Three building materials, plasterboard (k=0.30 J/ s.m. C degrees), brick (k=0.60 J/ s.m. C degrees), and wood (k=0.10 J/ s.m. C degrees) are sandwiched together. The temperatures at the inside surface is 27 degrees celcius and 0 degrees celcius on the outside. each material has the same thickness and cross sectional area. Find the temperature
(a) at the plasterboard brick interface and
(b) at the brick wood interface
i'm not sure how to work this problem...
2007-06-27 12:20:16 · 3 answers · asked by chly1459 1 in Science & Mathematics ➔ Physics
when the steady-state is reached then heat flowing across all intermittent junctions is same or Q-dot =same
Q-dot = - k A dT/dx = - dT/(x/kA)
- ve sign tells that fall in temp and dx are in opposite direction. This like current (motive is potential diff) anology driven here by temp difference (motive force - thermal causality)
I (current) = V/R >>> wherein
x/kA = thermal resistance
Q-dot (0r I same) series circuit
R = R1+R2+R3
R =(x /kpA)+(x /kbA)+(x /kwA)=(x/A)[1/kp+1/kb+1/kw] = 3x/K.A (right side composite slab of 3x thick, K conductivity)
as thickness (x) and A crosstion are same, the joint slab (3x) thickness and A crosssection, joint K of composite slab
3/K = 1/0.3 + 1/0.6 + 1/0.1= 15 >>
K = 0.2 composite
------------
let plaster-brick junction temp = Tpb
let brick-wood interface temp = Tbw
-----------------------
conduction >> Q-dot = - k A dT/dx
Q(27/0) = Q(27/Tpb) = Q(Tbw/0) steady state
-------------------
Q(27/0) = Q(27/Tpb)
(K A/3x) (27-0) = (kp A/x) (27-Tpb)
(K/3) (27-0) = (kp) (27-Tpb)
(0.2/3) (27) = (0.3) (27-Tpb)
(2) (27) = 9 (27-Tpb) =54
Tpb = 21 deg C
------------------------------...
Q(27/0) = Q(Tbw/0)
(0.2/3) (27) = (0.1) (Tbw - 0)
Tbw = 18 deg C
temps are
27 ---- 21 ----- 18 ----- 0
outside ---- Tpb ----- Tbw ----- inside
.........plaster .... brick ...... wood .....
2007-06-28 18:30:12 · answer #1 · answered by anil bakshi 7 · 1⤊ 0⤋
It's a classic heat flow problem.
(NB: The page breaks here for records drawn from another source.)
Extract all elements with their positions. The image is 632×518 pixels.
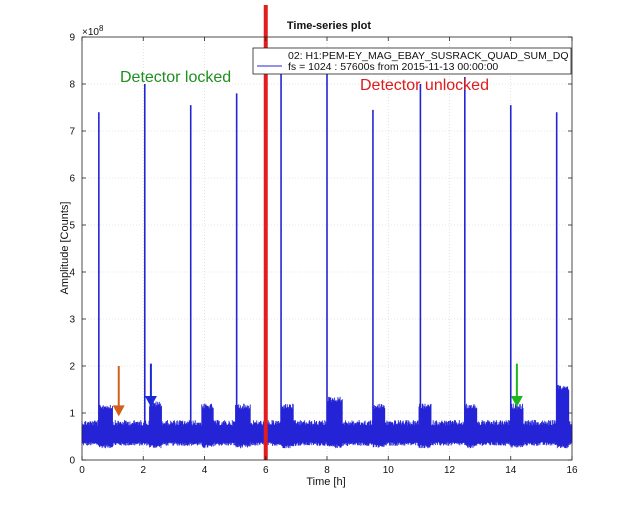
x-tick-label: 16 bbox=[566, 465, 578, 476]
x-tick-label: 6 bbox=[263, 465, 269, 476]
legend-box bbox=[252, 47, 572, 75]
annotation-detector-unlocked: Detector unlocked bbox=[360, 77, 489, 94]
y-tick-label: 6 bbox=[69, 174, 75, 185]
y-tick-label: 5 bbox=[69, 221, 75, 232]
x-tick-label: 0 bbox=[79, 465, 85, 476]
x-tick-label: 10 bbox=[383, 465, 395, 476]
chart-title: Time-series plot bbox=[287, 20, 371, 32]
x-tick-label: 4 bbox=[202, 465, 208, 476]
y-tick-label: 3 bbox=[69, 315, 75, 326]
arrow-head bbox=[112, 405, 125, 417]
y-tick-label: 4 bbox=[69, 268, 75, 279]
y-tick-label: 1 bbox=[69, 409, 75, 420]
arrows-layer bbox=[112, 363, 523, 417]
y-axis-label: Amplitude [Counts] bbox=[59, 202, 71, 295]
x-axis-ticks: 0 2 4 6 8 10 12 14 16 bbox=[79, 37, 578, 476]
x-tick-label: 12 bbox=[444, 465, 456, 476]
y-axis-scale-factor: ×108 bbox=[82, 24, 104, 38]
x-tick-label: 2 bbox=[140, 465, 146, 476]
y-tick-label: 2 bbox=[69, 362, 75, 373]
x-tick-label: 14 bbox=[505, 465, 517, 476]
legend-line-2: fs = 1024 : 57600s from 2015-11-13 00:00… bbox=[288, 61, 498, 73]
x-tick-label: 8 bbox=[324, 465, 330, 476]
legend: 02: H1:PEM-EY_MAG_EBAY_SUSRACK_QUAD_SUM_… bbox=[252, 47, 572, 75]
y-tick-label: 9 bbox=[69, 33, 75, 44]
arrow-head bbox=[144, 395, 157, 407]
legend-line-1: 02: H1:PEM-EY_MAG_EBAY_SUSRACK_QUAD_SUM_… bbox=[288, 50, 568, 62]
y-tick-label: 7 bbox=[69, 127, 75, 138]
y-scale-exponent: 8 bbox=[99, 24, 104, 33]
y-axis-ticks: 0 1 2 3 4 5 6 7 8 9 bbox=[69, 33, 572, 467]
annotation-detector-locked: Detector locked bbox=[120, 69, 231, 86]
y-scale-base: ×10 bbox=[82, 27, 99, 38]
y-tick-label: 0 bbox=[69, 456, 75, 467]
arrow-head bbox=[510, 395, 523, 407]
x-axis-label: Time [h] bbox=[306, 476, 345, 488]
y-tick-label: 8 bbox=[69, 80, 75, 91]
series-layer bbox=[81, 69, 573, 449]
Look in your book and write an equation for the flow of heat through the 3 layers with the delta T being 27 degrees. They do not talk about equilibrium, but they undoubtedly mean to ask what the temperatures are at equilibrium, since the temperature will change with time until equilibrium is reached.
2007-06-27 19:31:32 · answer #2 · answered by William D 5 · 0⤊ 1⤋
Think of it as three series resistors and an applied voltage. Does that work for you?
2007-06-27 19:43:14 · answer #3 · answered by kirchwey 7 · 0⤊ 1⤋